Il est exact qu'un tel ensemble de mesures implique un effort considérable. Tous en sont d'accord, la question du financement est cruciale. La Commission européenne estime le coût direct de la réduction de 20 % des émissions de gaz à effet de serre et du passage à 20 % de la part des énergies renouvelables dans la consommation finale à 0,58 % du PIB de l'Union européenne, soit 91 milliards d'euros à l'horizon 2020, soit encore 150 euros par personne et par an – l'équivalent de trois pleins d'essence pour une voiture familiale. Ce n'est pas rien, et il faut donc y réfléchir, mais l'inaction aurait un coût dix fois supérieur, et c'est l'idée que je retiens au nom de la commission des affaires économiques ; c'est celle que nous devons garder présente à l'esprit lors des décisions que nous prenons.

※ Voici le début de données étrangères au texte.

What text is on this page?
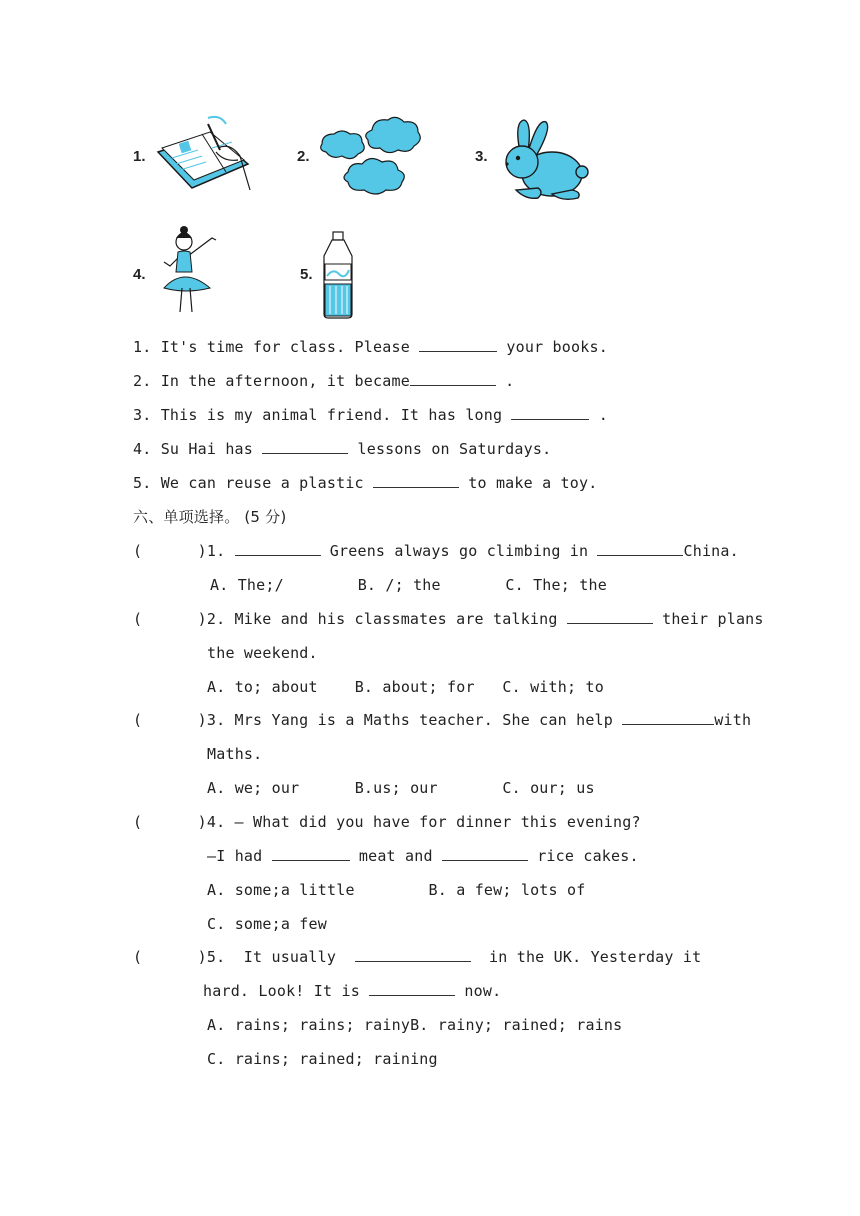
1.	2.	3.
4.	5.
1. It's time for class. Please	your books.
2. In the afternoon, it became	.
3. This is my animal friend. It has long	.
4. Su Hai has	lessons on Saturdays.
5. We can reuse a plastic	to make a toy.
六、单项选择。 (5 分)
(      )1.	Greens always go climbing in	China.
A. The;/        B. /; the       C. The; the
(      )2. Mike and his classmates are talking	their plans
the weekend.
A. to; about    B. about; for   C. with; to
(      )3. Mrs Yang is a Maths teacher. She can help	with
Maths.
A. we; our      B.us; our       C. our; us
(      )4. — What did you have for dinner this evening?
—I had	meat and	rice cakes.
A. some;a little        B. a few; lots of
C. some;a few
(      )5. It usually	in the UK. Yesterday it
hard. Look! It is	now.
A. rains; rains; rainyB. rainy; rained; rains
C. rains; rained; raining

Nous avons eu le plaisir de vous recevoir, monsieur le secrétaire d'état chargé des affaires européennes, et celui de vous auditionner, monsieur le ministre d'État, madame la secrétaire d'État, à plusieurs reprises, ainsi que l'ensemble des acteurs concernés. Au fur et à mesure de ces auditions, la commission a constaté que le développement durable état un vrai facteur de croissance. Je souhaite que nous nous inscrivions dans cette logique : oui, des investissements importants doivent être faits ; oui, il y aurait dix fois plus à faire demain si nous n'agissions pas aujourd'hui ; oui, ces investissements sont des facteurs de croissance importants.
L'année dernière, les investissements dans les sources d'énergie viables sur le plan environnemental ont augmenté de 43 % au niveau mondial. Les recettes commerciales de l'énergie solaire, de l'énergie éolienne, des biocarburants et des piles à combustible devraient augmenter, pour atteindre environ 150 milliards d'euros d'ici à 2016. Le secteur des énergies renouvelables dans l'Union européenne représente un chiffre d'affaires de 30 milliards d'euros et emploie quelque 350 000 personnes.
Au niveau français, l'étude d'impact du Grenelle, que vous avez rendue publique, monsieur le ministre d'État, chiffre à 440 milliards d'euros entre 2009 et 2020 le financement des engagements pris dans le cadre de la loi de programme, et évalue à 535 000 le nombre des emplois créés ou maintenus grâce à elle d'ici à 2020. C'est l'un des bénéfices essentiels de ces mesures : elles sont à l'origine d'un gisement d'emplois non délocalisables.
Mais l'intérêt d'une telle politique dépasse largement les raisonnements en termes de montants financiers et d'emploi, aussi importants soient-ils. Il faut toutefois choisir avec une grande prudence les mécanismes à mettre en oeuvre, pour orienter l'économie dans le bon sens. C'est l'un des enjeux du « paquet énergie-climat ». Si le marché automobile français, par exemple, est aujourd'hui nettement moins déprimé que celui de nos voisins européens, c'est grâce au bonus que vous avez mis en place, monsieur le ministre d'État. Nous pouvons donc influer sur le choix des consommateurs par des décisions courageuses, qu'il nous revient de prendre.
Ce faisant, nous devrons toujours veiller à ne pas pénaliser, du fait de ces décisions, les entreprises européennes, et en particulier françaises. Il faut à tout prix éviter les délocalisations, notamment dans les secteurs industriels les plus consommateurs d'énergie. Je pense ici à la fameuse question de la «fuite de carbone », c'est-à-dire au risque que les entreprises européennes les plus exposées à la concurrence internationale perdent des parts de marché au profit de pays moins vertueux, ou décident de délocaliser, pour les mêmes raisons, une grande partie de leur production. La vertu peut se fonder sur la croissance, mais le manque de vertu dont feraient preuve d'autres pays est susceptible de porter atteinte aux dispositions que nous prendrions en faveur de la croissance. Monsieur le ministre d'État, nous attendons de votre part une grande vigilance pour y parer.
Parmi les conditions du succès de ce paquet, figure naturellement le prix de l'énergie qui en résultera. L'étude d'impact de la Commission européenne prévoit, dans le meilleur des cas, une augmentation des prix de l'électricité de 10 à 15 % d'ici à 2020.
J'en profite pour rappeler solennellement notre attachement à plusieurs principes, et tout d'abord aux tarifs réglementés – je sais que tout le monde n'est pas d'accord sur ce sujet –, qui permettent à nos entreprises, comme aux consommateurs, de bénéficier d'un prix de l'électricité attractif. Je ne veux pas rouvrir le débat sur le nucléaire, mais lorsque le général de Gaulle, après Pierre Mendès France, a décidé de nous engager dans cette voie, il a rendu un immense service à la France.